Regia di Harold Becker vedi scheda film
Noir-ocra d'antan, rimasto un po' in ombra in quella selva di giovani psico-thriller erotizzanti che furono i primi '90. Spicca nel calderone per l'aroma palesemente hitchkokiano, la misura con cui centellina l'eros e soprattutto per la pregevole, doppia caratterizzazione del Disturbo Narcisistico di Personalità, aspetto sfuggito al grosso dei critici, smarriti nei meandri di una trama sovraffollata; Baldwin ha gioco facile nel plasmare la faccia più crassa e ovvia della faccenda, più interessante il lavoro della splendida, machiavellica Kidman (quella vera, quella con faccia e capelli originali!) che si prende il suo tempo per sviluppare un ritratto credibile del proverbiale lupo sotto mentite spoglie, sfocia a più riprese nell'isterico-somatoforme e fa centro. Probabilmente il più dignitoso, insieme a Taps, tra i film di Becker, che qui gioca bene con il sensoriale, il tattile (il bicchiere, l'ago) ma straborda inserendo una sottotrama a vicolo cieco, quella del serial-killer, a dir poco superflua e straniante: espediente per inserire una giovane Gwyneth Paltrow o per bruciare un po' di pellicola, rimarrà un mistero. Fotografia intimista ora primaverile, ora caldo-umida, ora asettica che agisce di concerto con lo spartito di fondo e con l'ambientazione del New England. Da segnalare il cammeo di Anne Bancroft nei panni della madre alcolista dell'antagonista, clinicamente ineccepibile.
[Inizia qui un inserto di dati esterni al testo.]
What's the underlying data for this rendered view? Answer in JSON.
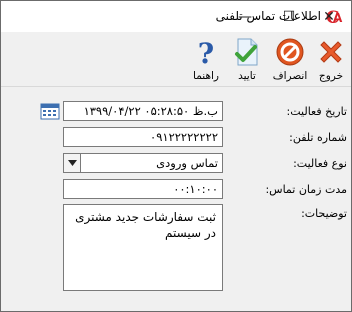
{
  "window": {
    "title": "اطلاعات تماس تلفنی",
    "minimize_glyph": "—",
    "maximize_glyph": "☐",
    "close_glyph": "✕"
  },
  "toolbar": {
    "exit_label": "خروج",
    "cancel_label": "انصراف",
    "confirm_label": "تایید",
    "help_label": "راهنما"
  },
  "form": {
    "activity_date": {
      "label": "تاریخ فعالیت:",
      "value": "۱۳۹۹/۰۴/۲۲ ۰۵:۲۸:۵۰ ب.ظ"
    },
    "phone_number": {
      "label": "شماره تلفن:",
      "value": "۰۹۱۲۲۲۲۲۲۲۲"
    },
    "activity_type": {
      "label": "نوع فعالیت:",
      "value": "تماس ورودی"
    },
    "call_duration": {
      "label": "مدت زمان تماس:",
      "value": "۰۰:۱۰:۰۰"
    },
    "description": {
      "label": "توضیحات:",
      "value": "ثبت سفارشات جدید مشتری در سیستم"
    }
  },
  "colors": {
    "exit_icon": "#e85a2c",
    "cancel_icon": "#e0551f",
    "confirm_check": "#3fa33a",
    "help_icon": "#2a5aa8",
    "logo": "#d8232a"
  }
}
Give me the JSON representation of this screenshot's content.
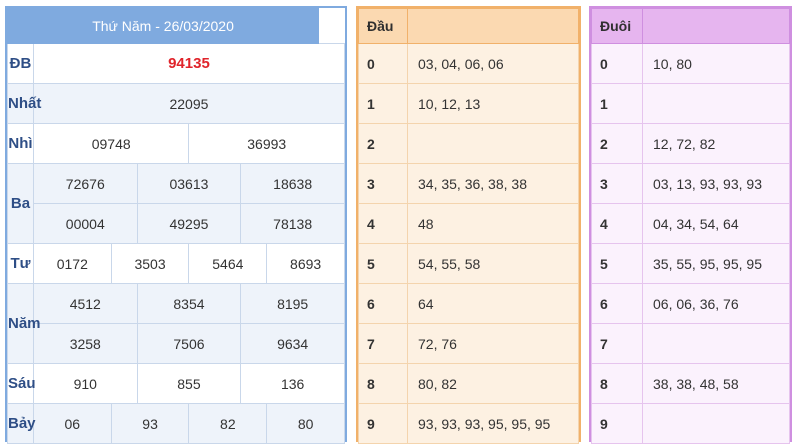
{
  "main": {
    "title": "Thứ Năm - 26/03/2020",
    "rows": {
      "db": {
        "label": "ĐB",
        "values": [
          "94135"
        ]
      },
      "nhat": {
        "label": "Nhất",
        "values": [
          "22095"
        ]
      },
      "nhi": {
        "label": "Nhì",
        "values": [
          "09748",
          "36993"
        ]
      },
      "ba": {
        "label": "Ba",
        "values": [
          "72676",
          "03613",
          "18638",
          "00004",
          "49295",
          "78138"
        ]
      },
      "tu": {
        "label": "Tư",
        "values": [
          "0172",
          "3503",
          "5464",
          "8693"
        ]
      },
      "nam": {
        "label": "Năm",
        "values": [
          "4512",
          "8354",
          "8195",
          "3258",
          "7506",
          "9634"
        ]
      },
      "sau": {
        "label": "Sáu",
        "values": [
          "910",
          "855",
          "136"
        ]
      },
      "bay": {
        "label": "Bảy",
        "values": [
          "06",
          "93",
          "82",
          "80"
        ]
      }
    }
  },
  "dau": {
    "header": "Đầu",
    "keys": [
      "0",
      "1",
      "2",
      "3",
      "4",
      "5",
      "6",
      "7",
      "8",
      "9"
    ],
    "values": [
      "03, 04, 06, 06",
      "10, 12, 13",
      "",
      "34, 35, 36, 38, 38",
      "48",
      "54, 55, 58",
      "64",
      "72, 76",
      "80, 82",
      "93, 93, 93, 95, 95, 95"
    ]
  },
  "duoi": {
    "header": "Đuôi",
    "keys": [
      "0",
      "1",
      "2",
      "3",
      "4",
      "5",
      "6",
      "7",
      "8",
      "9"
    ],
    "values": [
      "10, 80",
      "",
      "12, 72, 82",
      "03, 13, 93, 93, 93",
      "04, 34, 54, 64",
      "35, 55, 95, 95, 95",
      "06, 06, 36, 76",
      "",
      "38, 38, 48, 58",
      ""
    ]
  },
  "colors": {
    "main_header": "#7faadf",
    "special_prize": "#e0242b",
    "dau_header": "#fbd9b1",
    "duoi_header": "#e6b5ef"
  }
}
Bill Pullman è il marito affranto, suona sempre la stessa nota e trasmette sconforto, ma il casting, in questo caso, è indovinato.
Godibile, prolisso, piccolo ma misterioso, a tratti confuso, ci sono i margini per rivalutare: da osservare con il giusto paio di lenti se interessati al topos, altrimenti rischia di passare per poca roba, cosa che non è. Ad avercene oggi, di pesi medi così.